We can expect to see more fraud and risk management specialists in many fintech companies. Moreover, fintech institutions will increase their adoption of AI and ML for AML monitoring, capitalising on AI’s ability to detect patterns in large volumes of data as well as adapt to changes in criminal activity over time. Big data backed up with AI allows financial organisations to collect, report and analyse large amounts of data to extract useful insights about customers and their needs.
Growth of Mobile Payments
Mobile payments, contactless payments and mobile wallets will further replace physical wallets. Consumers want payments to be instant, invisible and free. Mobile payment innovations might even do away with the traditional (physical) wallet as global consumers are less reliant on cash. Google, Apple and Alibaba already have their own payment platforms and continue to roll out new features such as biometric access control, and fingerprint and face recognition.
Mobile banking trends show ambitious advances. The app becomes more educated, it learns to synchronise with other user devices and quickly responds to fraudulent transactions.
Alibaba’s Alipay, a third-party online and mobile payment platform, is now the world’s largest mobile payment platform. Many mobile payment platforms are building programs and offers based on the user’s purchase history.

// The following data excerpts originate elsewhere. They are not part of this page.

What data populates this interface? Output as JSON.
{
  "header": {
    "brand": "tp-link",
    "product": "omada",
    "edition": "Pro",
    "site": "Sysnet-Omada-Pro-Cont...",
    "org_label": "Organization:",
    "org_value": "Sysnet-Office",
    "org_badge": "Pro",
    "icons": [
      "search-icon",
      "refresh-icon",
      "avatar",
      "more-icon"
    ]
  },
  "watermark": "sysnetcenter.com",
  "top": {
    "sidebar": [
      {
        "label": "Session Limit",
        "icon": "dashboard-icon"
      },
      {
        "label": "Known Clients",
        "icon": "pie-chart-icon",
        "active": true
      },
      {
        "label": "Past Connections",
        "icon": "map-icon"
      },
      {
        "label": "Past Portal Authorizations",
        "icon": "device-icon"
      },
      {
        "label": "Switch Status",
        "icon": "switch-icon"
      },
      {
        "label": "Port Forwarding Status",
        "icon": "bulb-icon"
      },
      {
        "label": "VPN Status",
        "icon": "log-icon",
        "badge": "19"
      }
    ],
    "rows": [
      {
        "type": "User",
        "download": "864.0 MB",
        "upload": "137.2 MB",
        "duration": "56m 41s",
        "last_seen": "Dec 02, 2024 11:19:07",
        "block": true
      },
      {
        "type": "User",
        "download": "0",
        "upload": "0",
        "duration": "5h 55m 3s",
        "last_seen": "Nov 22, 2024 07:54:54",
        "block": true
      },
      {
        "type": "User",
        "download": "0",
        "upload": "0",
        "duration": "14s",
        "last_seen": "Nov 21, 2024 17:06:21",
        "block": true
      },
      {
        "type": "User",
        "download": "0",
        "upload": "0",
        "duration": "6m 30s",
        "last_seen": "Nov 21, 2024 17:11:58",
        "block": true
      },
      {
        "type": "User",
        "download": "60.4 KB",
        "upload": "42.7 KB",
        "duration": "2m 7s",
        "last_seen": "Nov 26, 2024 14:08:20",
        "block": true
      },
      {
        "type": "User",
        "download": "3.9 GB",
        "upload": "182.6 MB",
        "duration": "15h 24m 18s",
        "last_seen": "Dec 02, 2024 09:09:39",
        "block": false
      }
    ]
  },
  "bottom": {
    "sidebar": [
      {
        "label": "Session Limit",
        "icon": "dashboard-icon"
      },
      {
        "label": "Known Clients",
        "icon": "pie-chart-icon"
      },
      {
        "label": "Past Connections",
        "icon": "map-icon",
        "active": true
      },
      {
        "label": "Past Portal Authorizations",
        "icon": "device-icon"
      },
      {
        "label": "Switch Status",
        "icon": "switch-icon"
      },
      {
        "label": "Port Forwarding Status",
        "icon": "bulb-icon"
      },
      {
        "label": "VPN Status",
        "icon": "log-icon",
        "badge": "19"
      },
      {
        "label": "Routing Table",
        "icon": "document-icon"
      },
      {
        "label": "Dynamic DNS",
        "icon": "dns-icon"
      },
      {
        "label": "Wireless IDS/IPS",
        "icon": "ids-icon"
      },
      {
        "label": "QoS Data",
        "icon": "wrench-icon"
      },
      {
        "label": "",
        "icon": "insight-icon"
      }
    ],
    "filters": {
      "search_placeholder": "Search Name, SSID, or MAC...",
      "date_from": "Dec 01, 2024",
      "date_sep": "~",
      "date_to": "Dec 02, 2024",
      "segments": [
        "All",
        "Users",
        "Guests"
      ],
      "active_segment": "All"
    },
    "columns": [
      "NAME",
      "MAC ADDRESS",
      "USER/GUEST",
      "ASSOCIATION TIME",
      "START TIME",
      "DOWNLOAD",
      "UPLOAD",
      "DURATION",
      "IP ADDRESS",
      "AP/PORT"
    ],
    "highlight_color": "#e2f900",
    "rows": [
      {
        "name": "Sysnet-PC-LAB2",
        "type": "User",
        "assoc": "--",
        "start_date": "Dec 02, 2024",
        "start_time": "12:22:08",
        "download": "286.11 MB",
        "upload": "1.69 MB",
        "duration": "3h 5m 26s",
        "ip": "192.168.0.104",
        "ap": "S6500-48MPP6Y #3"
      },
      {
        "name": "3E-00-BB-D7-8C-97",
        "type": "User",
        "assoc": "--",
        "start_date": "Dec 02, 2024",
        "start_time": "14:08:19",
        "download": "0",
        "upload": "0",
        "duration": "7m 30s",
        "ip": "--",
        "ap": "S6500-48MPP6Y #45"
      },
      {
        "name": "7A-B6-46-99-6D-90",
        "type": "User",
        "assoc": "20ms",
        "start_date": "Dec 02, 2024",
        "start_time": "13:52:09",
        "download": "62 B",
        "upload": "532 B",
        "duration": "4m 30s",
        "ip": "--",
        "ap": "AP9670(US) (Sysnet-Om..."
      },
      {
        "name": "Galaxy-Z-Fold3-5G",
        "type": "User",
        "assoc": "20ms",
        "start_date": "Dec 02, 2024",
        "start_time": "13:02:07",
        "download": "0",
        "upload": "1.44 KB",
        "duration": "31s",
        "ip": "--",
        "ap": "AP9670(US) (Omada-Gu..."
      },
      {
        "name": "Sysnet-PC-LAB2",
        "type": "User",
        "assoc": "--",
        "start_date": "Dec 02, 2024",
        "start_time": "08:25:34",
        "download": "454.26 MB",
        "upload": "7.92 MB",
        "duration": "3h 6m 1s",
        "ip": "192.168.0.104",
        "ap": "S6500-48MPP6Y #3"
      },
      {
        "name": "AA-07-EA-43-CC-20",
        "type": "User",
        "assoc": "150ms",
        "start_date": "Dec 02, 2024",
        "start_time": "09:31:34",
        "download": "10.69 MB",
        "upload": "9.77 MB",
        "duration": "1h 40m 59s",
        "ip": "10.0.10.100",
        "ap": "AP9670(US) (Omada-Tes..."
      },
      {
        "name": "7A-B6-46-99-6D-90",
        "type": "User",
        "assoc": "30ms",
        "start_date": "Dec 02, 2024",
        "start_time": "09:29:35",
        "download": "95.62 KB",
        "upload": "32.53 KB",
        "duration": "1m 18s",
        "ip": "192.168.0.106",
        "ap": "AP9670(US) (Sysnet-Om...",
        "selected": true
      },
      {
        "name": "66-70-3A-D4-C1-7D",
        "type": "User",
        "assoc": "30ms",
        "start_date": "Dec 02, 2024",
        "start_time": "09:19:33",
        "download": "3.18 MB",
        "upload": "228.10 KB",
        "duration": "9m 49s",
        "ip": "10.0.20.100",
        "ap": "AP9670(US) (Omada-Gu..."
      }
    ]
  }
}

Partnership Through Open Banking
Open banking is a system under which banks open up their application programming interfaces (APIs), allowing third parties to access the financial information needed to develop new apps and services and providing account holders with greater financial transparency options. Open banking services cultivate competition in the banking industry, forcing incumbents to either enhance their financial services or partner with fintechs.
We are still very much at the start of the open banking revolution with PSD2. The pace of change in all areas of banking will allow fintech companies to continue to revolutionise customer experience and products.
Customer demand today is bigger than ever before. All the innovations we see come as a result of customer demand, and it was customer demand that made businesses come out of their silos and collaborate with others to create products and services that are open-source, non-proprietary and do not lock users into an ecosystem.
The same thing applies to the banking sector. Traditional banks and credit unions continue to have a difficult time meeting the level of experience and service that today’s consumers expect. Many products are simply outdated, and the level of friction and poor design of applications are hindering growth. Open banking provides the opportunity to leverage the experience that fintech firms provide with the scale of most legacy financial institutions; this is why open banking is expected to be one of the top banking software trends in the coming years.
Cryptoassets Come Within the Scope of AML Regulation
The fifth EU Anti-Money Laundering Directive extended AML requirements to virtual currency exchange platforms and custodian wallet providers. Alongside this, HM Treasury confirmed, at the end of 2019, that it would extend AML requirements to firms offering cryptoasset exchange services, firms involved in the issuance of new cryptoassets and cryptoasset ATMs. However, it will not extend these requirements to non-custodian wallet providers.